A milenar história da luta de grilos na China viu-se seriamente abalada com a inesperada entrada em cena de um inseto que até então fora apenas conhecido como personagem de uma história de ficção: o Grilo Falante. Todo mundo achava que ele tinha se aposentado depois que Pinóquio se transformara num menino de verdade. Mas não. Não apenas o Grilo Falante não se aposentara como saíra pelo mundo, em busca de um lugar onde pudesse cumprir sua missão de consciência acusadora. E assim chegara à China, onde encontrara grilos submetidos a uma triste sina: eram obrigados a lutar para diversão de uns poucos espectadores.

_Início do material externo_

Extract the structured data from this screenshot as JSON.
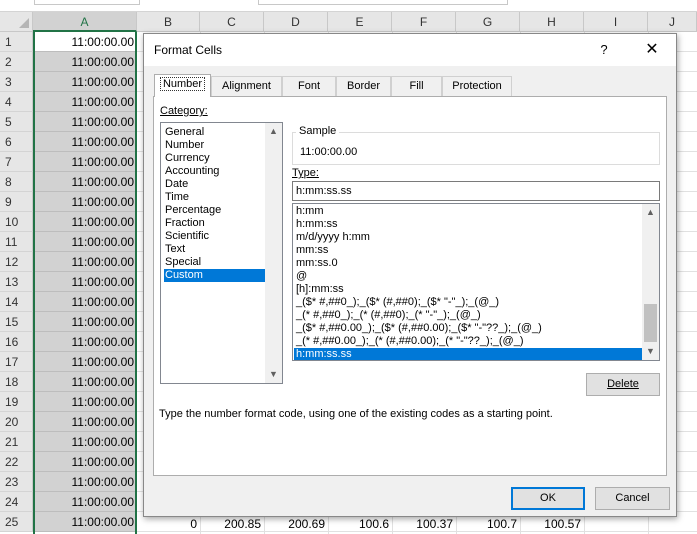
{
  "sheet": {
    "columns": [
      "A",
      "B",
      "C",
      "D",
      "E",
      "F",
      "G",
      "H",
      "I",
      "J"
    ],
    "rows": [
      "1",
      "2",
      "3",
      "4",
      "5",
      "6",
      "7",
      "8",
      "9",
      "10",
      "11",
      "12",
      "13",
      "14",
      "15",
      "16",
      "17",
      "18",
      "19",
      "20",
      "21",
      "22",
      "23",
      "24",
      "25"
    ],
    "a_values": [
      "11:00:00.00",
      "11:00:00.00",
      "11:00:00.00",
      "11:00:00.00",
      "11:00:00.00",
      "11:00:00.00",
      "11:00:00.00",
      "11:00:00.00",
      "11:00:00.00",
      "11:00:00.00",
      "11:00:00.00",
      "11:00:00.00",
      "11:00:00.00",
      "11:00:00.00",
      "11:00:00.00",
      "11:00:00.00",
      "11:00:00.00",
      "11:00:00.00",
      "11:00:00.00",
      "11:00:00.00",
      "11:00:00.00",
      "11:00:00.00",
      "11:00:00.00",
      "11:00:00.00",
      "11:00:00.00"
    ],
    "row25": [
      "0",
      "200.85",
      "200.69",
      "100.6",
      "100.37",
      "100.7",
      "100.57"
    ],
    "accent": "#217346"
  },
  "dialog": {
    "title": "Format Cells",
    "help": "?",
    "close": "✕",
    "tabs": [
      "Number",
      "Alignment",
      "Font",
      "Border",
      "Fill",
      "Protection"
    ],
    "category_label": "Category:",
    "categories": [
      "General",
      "Number",
      "Currency",
      "Accounting",
      "Date",
      "Time",
      "Percentage",
      "Fraction",
      "Scientific",
      "Text",
      "Special",
      "Custom"
    ],
    "selected_category": "Custom",
    "sample_label": "Sample",
    "sample_value": "11:00:00.00",
    "type_label": "Type:",
    "type_value": "h:mm:ss.ss",
    "type_list": [
      "h:mm",
      "h:mm:ss",
      "m/d/yyyy h:mm",
      "mm:ss",
      "mm:ss.0",
      "@",
      "[h]:mm:ss",
      "_($* #,##0_);_($* (#,##0);_($* \"-\"_);_(@_)",
      "_(* #,##0_);_(* (#,##0);_(* \"-\"_);_(@_)",
      "_($* #,##0.00_);_($* (#,##0.00);_($* \"-\"??_);_(@_)",
      "_(* #,##0.00_);_(* (#,##0.00);_(* \"-\"??_);_(@_)",
      "h:mm:ss.ss"
    ],
    "delete_label": "Delete",
    "hint": "Type the number format code, using one of the existing codes as a starting point.",
    "ok_label": "OK",
    "cancel_label": "Cancel",
    "selection_color": "#0078d7"
  },
  "icons": {
    "scroll_up": "▲",
    "scroll_down": "▼",
    "help": "question-icon",
    "close": "close-icon"
  }
}
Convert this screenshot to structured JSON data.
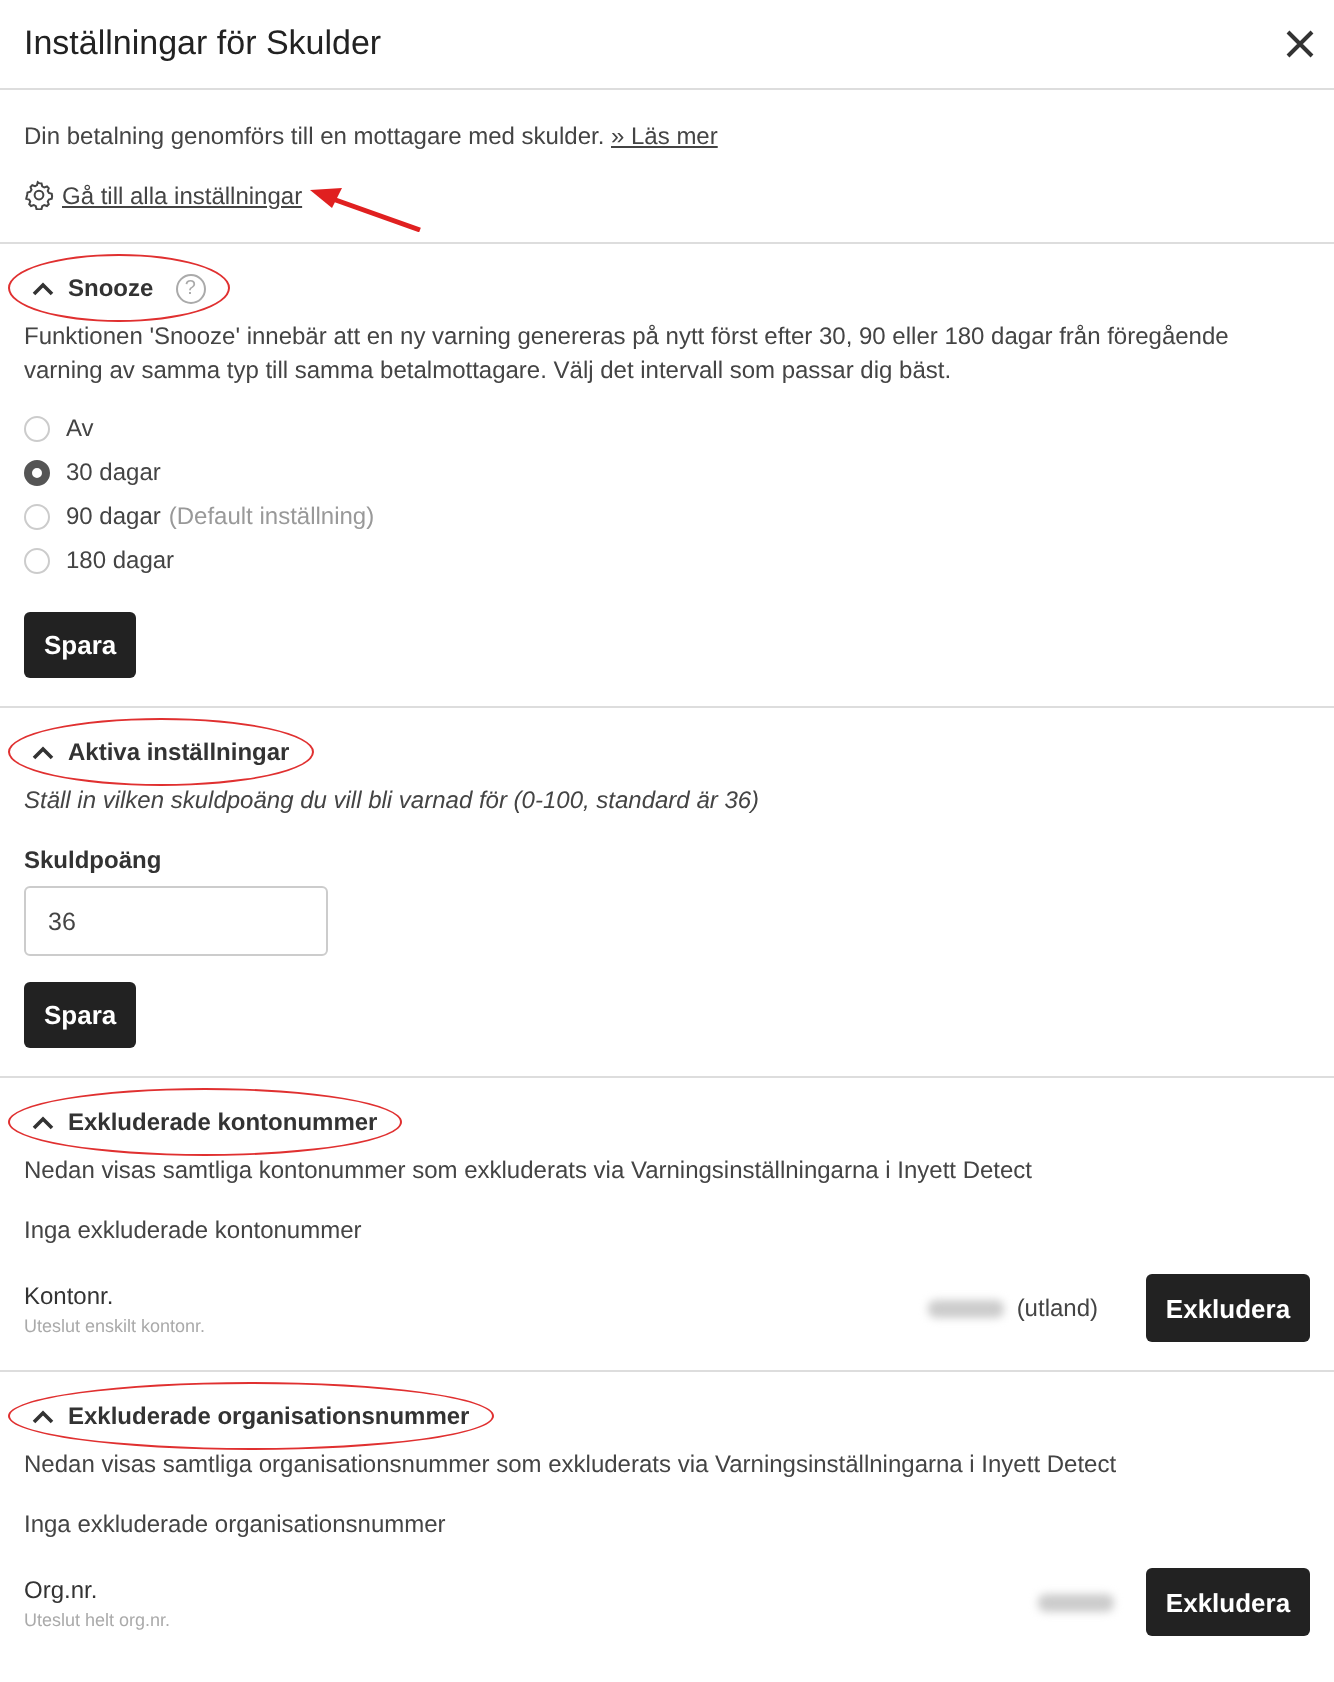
{
  "title": "Inställningar för Skulder",
  "intro": {
    "text": "Din betalning genomförs till en mottagare med skulder.",
    "link": "» Läs mer"
  },
  "settings_link": {
    "label": "Gå till alla inställningar",
    "annotated": true
  },
  "sections": [
    {
      "kind": "radio",
      "title": "Snooze",
      "help": "?",
      "expanded": true,
      "annotated": true,
      "description": "Funktionen 'Snooze' innebär att en ny varning genereras på nytt först efter 30, 90 eller 180 dagar från föregående varning av samma typ till samma betalmottagare. Välj det intervall som passar dig bäst.",
      "options": [
        {
          "label": "Av",
          "selected": false
        },
        {
          "label": "30 dagar",
          "selected": true
        },
        {
          "label": "90 dagar",
          "note": "(Default inställning)",
          "selected": false
        },
        {
          "label": "180 dagar",
          "selected": false
        }
      ],
      "button": "Spara"
    },
    {
      "kind": "score",
      "title": "Aktiva inställningar",
      "expanded": true,
      "annotated": true,
      "hint": "Ställ in vilken skuldpoäng du vill bli varnad för (0-100, standard är 36)",
      "field_label": "Skuldpoäng",
      "value": "36",
      "button": "Spara"
    },
    {
      "kind": "exclude",
      "title": "Exkluderade kontonummer",
      "expanded": true,
      "annotated": true,
      "description": "Nedan visas samtliga kontonummer som exkluderats via Varningsinställningarna i Inyett Detect",
      "empty": "Inga exkluderade kontonummer",
      "label": "Kontonr.",
      "sublabel": "Uteslut enskilt kontonr.",
      "suffix": "(utland)",
      "button": "Exkludera"
    },
    {
      "kind": "exclude",
      "title": "Exkluderade organisationsnummer",
      "expanded": true,
      "annotated": true,
      "description": "Nedan visas samtliga organisationsnummer som exkluderats via Varningsinställningarna i Inyett Detect",
      "empty": "Inga exkluderade organisationsnummer",
      "label": "Org.nr.",
      "sublabel": "Uteslut helt org.nr.",
      "button": "Exkludera"
    }
  ]
}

No meio deles, o Grilo Falante se destacava, sobretudo porque falava duas línguas, a dos humanos e a da sua própria espécie. O que considerava uma dádiva do destino: era uma oportunidade única para que assumisse o papel de defensor dos oprimidos. Assim como Espártaco liderara uma revolta dos gladiadores, pondo em xeque o poder do Império Romano, ele lideraria os grilos não falantes numa histórica rebelião. Empolgado, fazia discurso atrás de discurso:
- Nós, grilos, somos vítimas dos humanos -proclamava. - Eles fazem com que a gente se mate, e para quê? Para que tenham diversão, uma diversão cruel, doentia. Uni-vos, grilos! Nada tendes a perder, a não ser a vossa condição de escravos!

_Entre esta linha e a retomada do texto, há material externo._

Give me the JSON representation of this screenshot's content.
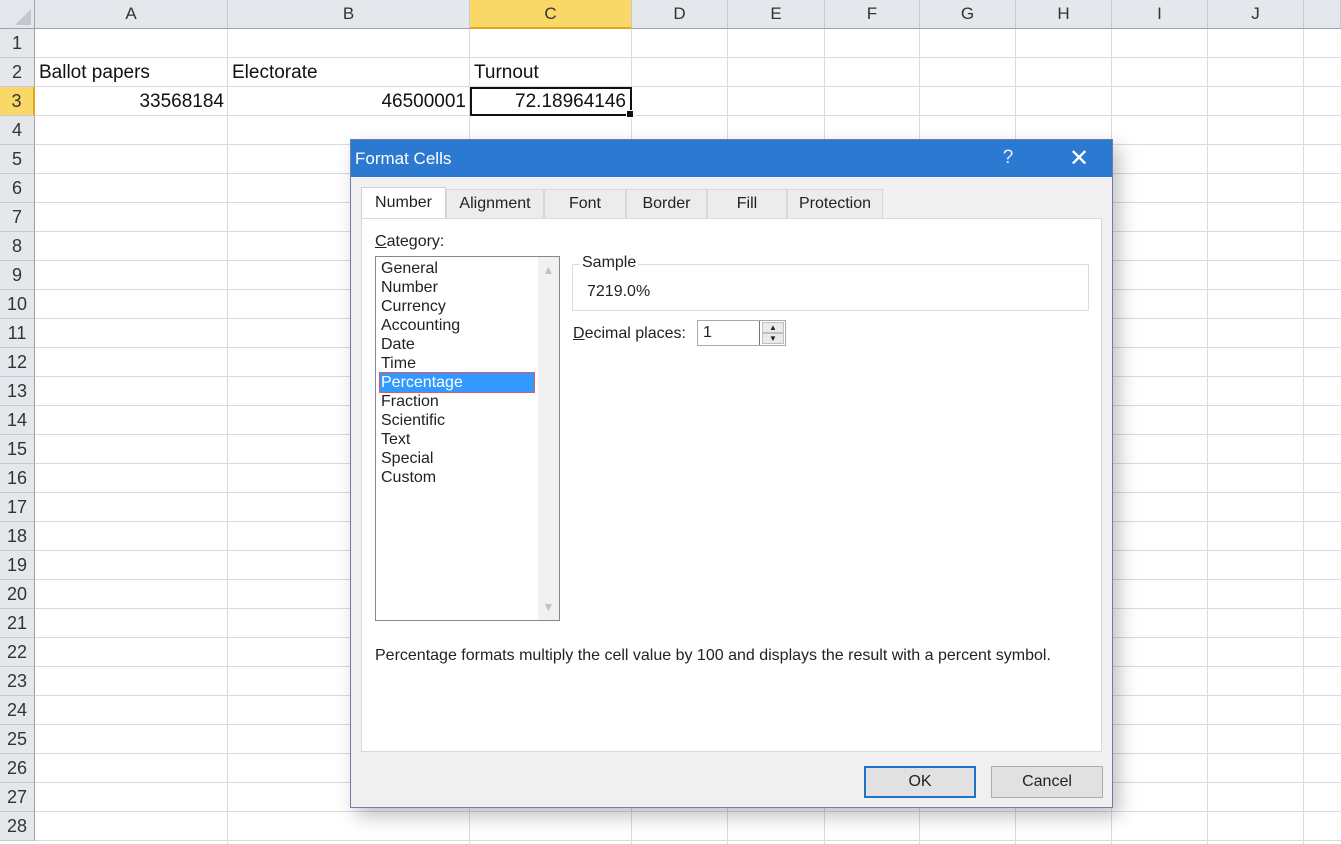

No começo, os grilos ficaram perplexos, sem saber o que fazer. Mas aos poucos foram se entusiasmando com a pregação e acabaram autorizando o Grilo Falante a negociar com os humanos condições de vida mais justas.
Quando os proprietários dos grilos viram-se diante de tão estranho interlocutor, ficaram surpresos. Acharam que tratava-se de um rebelde, um grilo treinado por aquele estudante que enfrentara os tanques na praça da Paz Celestial. O Grilo Falante disse-lhes que nada tinha a ver com disputas políticas. O que ele queria era proteção para seus companheiros. E listou suas condições: as lutas, daí em diante, deveriam ser apenas simuladas, de brincadeira. A caixa em que lutavam seria confortável, com ar condicionado. Os grilos teriam direito a rações duplas de alimentos, e assim por diante.
Na falta de alternativa, os donos dos grilos aceitaram as condições. Mas estão atrás do Pinóquio. Pagarão a ele qualquer quantia para que leve o Grilo Falante embora da China.


O escritor Moacyr Scliar escreve às segundas-feiras, nesta coluna, um texto de ficção baseado em reportagens publicadas na Folha.